John the Baptist was the last prophet of the Old Testament. The people were flocking to be baptised by him as a sign that they were responding to the call to renew their faith in God and to repent from the sin which separated them from Him. Yet this symbolic act of being immersed in the waters of the River Jordan was only a preparation. When the Lord Jesus came, He would ‘immerse us’ in the very life of the Trinity. How? Through his Death and Resurrection, the way was opened for the Lord to dwell within our hearts again. This is the essence of the Good News: “And hope does not disappoint us, because God has poured out his love into our hearts by the Holy Spirit, whom he has given us. You see, at just the right time, when we were still powerless, Christ died for the ungodly” (Rom. 5:5-6). In our pilgrimage you will be able to renew your baptismal vows at the River Jordan, the same river where John baptised Jesus.
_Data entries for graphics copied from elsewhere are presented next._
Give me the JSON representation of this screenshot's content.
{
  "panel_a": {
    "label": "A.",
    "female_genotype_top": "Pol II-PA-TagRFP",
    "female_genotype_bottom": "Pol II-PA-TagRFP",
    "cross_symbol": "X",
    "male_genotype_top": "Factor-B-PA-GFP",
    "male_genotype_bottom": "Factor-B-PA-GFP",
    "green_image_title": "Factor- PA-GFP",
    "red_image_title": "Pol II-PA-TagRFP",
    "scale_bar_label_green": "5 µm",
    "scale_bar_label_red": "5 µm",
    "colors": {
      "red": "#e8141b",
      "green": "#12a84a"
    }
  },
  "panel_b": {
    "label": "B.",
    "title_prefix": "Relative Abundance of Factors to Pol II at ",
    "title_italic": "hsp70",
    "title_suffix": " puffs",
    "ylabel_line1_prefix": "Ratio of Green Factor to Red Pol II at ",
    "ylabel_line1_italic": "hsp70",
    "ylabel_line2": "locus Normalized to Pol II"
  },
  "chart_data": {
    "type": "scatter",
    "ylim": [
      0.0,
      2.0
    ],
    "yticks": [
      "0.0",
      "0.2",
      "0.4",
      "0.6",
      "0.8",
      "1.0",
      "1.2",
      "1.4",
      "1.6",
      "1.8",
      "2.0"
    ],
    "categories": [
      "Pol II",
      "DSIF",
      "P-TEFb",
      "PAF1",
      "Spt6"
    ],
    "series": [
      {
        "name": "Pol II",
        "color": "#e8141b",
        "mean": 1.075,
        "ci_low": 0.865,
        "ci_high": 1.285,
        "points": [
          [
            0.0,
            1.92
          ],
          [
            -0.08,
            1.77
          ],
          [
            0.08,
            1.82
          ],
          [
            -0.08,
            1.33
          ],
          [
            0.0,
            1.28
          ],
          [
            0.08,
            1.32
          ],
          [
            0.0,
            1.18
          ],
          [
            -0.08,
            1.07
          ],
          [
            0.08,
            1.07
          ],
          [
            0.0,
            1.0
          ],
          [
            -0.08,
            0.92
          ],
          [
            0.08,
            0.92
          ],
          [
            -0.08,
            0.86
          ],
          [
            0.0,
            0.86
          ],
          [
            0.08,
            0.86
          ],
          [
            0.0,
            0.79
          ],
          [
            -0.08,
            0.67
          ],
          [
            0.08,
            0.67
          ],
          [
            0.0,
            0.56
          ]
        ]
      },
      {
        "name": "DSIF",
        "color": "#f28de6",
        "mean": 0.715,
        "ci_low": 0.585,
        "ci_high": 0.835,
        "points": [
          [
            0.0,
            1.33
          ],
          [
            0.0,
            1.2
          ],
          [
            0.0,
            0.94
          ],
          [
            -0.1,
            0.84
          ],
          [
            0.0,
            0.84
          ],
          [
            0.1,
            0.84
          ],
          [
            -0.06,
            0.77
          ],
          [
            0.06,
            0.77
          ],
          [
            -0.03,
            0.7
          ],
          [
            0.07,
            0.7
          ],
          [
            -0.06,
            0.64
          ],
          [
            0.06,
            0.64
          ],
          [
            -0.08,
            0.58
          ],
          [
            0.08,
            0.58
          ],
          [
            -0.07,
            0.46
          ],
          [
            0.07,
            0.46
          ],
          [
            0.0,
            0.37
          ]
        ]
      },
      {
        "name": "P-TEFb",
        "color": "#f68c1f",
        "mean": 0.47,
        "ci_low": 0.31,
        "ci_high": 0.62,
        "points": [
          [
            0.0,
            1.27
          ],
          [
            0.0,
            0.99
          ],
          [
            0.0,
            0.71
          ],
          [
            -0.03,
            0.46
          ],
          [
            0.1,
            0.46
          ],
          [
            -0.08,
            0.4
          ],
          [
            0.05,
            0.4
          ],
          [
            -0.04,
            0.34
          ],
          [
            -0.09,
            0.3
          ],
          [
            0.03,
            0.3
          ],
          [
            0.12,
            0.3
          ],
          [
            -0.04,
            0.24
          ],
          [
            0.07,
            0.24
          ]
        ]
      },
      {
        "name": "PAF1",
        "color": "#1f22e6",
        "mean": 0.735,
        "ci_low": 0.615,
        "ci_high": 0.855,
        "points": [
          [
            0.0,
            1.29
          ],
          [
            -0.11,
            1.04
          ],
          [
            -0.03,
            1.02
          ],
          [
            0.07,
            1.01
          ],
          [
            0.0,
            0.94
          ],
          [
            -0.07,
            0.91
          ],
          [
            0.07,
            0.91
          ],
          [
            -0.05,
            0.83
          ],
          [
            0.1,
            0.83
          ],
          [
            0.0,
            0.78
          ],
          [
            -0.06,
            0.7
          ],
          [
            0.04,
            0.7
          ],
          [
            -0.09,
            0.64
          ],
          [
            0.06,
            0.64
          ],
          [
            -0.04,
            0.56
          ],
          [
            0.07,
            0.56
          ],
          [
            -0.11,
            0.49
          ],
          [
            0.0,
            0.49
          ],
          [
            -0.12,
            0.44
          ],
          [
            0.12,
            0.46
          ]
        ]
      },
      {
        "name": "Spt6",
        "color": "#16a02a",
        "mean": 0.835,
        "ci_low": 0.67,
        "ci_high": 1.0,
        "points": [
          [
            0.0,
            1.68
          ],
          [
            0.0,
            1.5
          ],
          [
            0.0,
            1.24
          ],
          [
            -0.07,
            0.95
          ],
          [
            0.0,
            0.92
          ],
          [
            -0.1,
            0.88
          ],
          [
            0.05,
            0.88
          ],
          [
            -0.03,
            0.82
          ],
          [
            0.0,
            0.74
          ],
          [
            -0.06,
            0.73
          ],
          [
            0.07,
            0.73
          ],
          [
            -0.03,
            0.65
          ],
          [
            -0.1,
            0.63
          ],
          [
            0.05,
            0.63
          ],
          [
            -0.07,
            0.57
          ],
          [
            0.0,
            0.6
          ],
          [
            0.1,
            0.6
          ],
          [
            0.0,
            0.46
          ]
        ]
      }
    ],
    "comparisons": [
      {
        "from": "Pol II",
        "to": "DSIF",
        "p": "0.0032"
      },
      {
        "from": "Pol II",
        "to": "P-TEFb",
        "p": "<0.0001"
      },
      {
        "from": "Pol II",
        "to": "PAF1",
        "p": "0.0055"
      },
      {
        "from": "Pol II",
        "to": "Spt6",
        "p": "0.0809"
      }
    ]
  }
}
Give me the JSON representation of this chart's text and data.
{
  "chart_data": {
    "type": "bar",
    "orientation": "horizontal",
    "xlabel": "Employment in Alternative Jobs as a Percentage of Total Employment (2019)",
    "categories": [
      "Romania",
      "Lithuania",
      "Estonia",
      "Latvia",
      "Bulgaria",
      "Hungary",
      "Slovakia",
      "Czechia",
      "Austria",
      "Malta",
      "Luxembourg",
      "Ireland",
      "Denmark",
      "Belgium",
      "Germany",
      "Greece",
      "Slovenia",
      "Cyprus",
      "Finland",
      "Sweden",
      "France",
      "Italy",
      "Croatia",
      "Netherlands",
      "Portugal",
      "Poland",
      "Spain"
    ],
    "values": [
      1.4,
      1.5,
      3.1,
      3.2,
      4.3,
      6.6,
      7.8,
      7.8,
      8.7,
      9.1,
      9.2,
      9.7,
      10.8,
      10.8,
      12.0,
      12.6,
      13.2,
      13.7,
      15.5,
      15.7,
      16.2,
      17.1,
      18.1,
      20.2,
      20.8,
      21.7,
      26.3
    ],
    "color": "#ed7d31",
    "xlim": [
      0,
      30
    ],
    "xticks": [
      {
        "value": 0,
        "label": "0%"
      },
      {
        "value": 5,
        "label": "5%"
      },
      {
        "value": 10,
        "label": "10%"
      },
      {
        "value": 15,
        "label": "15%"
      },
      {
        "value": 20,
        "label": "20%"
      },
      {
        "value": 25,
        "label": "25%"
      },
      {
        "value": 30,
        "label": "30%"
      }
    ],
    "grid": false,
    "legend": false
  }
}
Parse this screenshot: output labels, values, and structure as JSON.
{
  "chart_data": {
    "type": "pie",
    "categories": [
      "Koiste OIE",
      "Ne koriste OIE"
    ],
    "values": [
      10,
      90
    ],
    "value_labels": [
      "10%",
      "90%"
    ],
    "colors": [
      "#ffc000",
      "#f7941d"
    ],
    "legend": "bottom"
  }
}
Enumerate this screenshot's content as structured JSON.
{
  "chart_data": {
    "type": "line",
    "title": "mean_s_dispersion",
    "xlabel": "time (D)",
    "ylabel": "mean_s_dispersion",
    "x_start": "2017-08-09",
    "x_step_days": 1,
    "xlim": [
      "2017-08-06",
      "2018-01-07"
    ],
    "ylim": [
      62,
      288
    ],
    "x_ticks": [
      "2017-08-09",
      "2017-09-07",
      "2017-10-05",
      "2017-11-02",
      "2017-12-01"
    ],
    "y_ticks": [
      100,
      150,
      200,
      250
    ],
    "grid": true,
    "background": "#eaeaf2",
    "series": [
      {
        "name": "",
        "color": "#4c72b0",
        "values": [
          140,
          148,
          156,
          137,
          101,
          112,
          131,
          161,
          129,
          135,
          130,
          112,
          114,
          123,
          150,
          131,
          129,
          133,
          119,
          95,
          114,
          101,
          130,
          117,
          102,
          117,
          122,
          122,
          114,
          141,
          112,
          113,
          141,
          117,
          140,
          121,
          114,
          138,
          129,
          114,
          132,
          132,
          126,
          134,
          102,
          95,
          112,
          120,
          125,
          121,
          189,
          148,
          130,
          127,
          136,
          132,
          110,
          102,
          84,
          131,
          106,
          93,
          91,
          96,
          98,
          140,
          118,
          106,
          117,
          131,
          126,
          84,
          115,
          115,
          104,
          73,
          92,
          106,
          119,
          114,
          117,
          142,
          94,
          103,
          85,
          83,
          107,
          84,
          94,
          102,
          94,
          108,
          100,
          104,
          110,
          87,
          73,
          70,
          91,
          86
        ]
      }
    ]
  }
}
In Greek the word ‘baptizo’ means ‘to be dipped’ or ‘brought under the influence of.’ It was commonly used to describe the action of dipping a piece of cloth into a dye and changing its colour. In the same way, when we were baptised we were ‘dipped’ in the Holy Spirit and brought under His influence. We need to make sure we remain docile to Him who dwells within us.
Stop and think about the fact that through your baptism the Holy Spirit actually dwells in you.
“Late have I loved you, O Beauty ever ancient, ever new, late have I loved you! You were within me, but I was outside, and it was there that I searched for you. In my unloveliness I plunged into the lovely things which you created. You were with me, but I was not with you. Created things kept me from you; yet if they had not been in you they would have not been at all. You called, you shouted, and you broke through my deafness. You flashed, you shone, and you dispelled my blindness. You breathed your fragrance on me; I drew in breath and now I pant for you. I have tasted you, now I hunger and thirst for more. You touched me, and I burned for your peace” (St Augustine).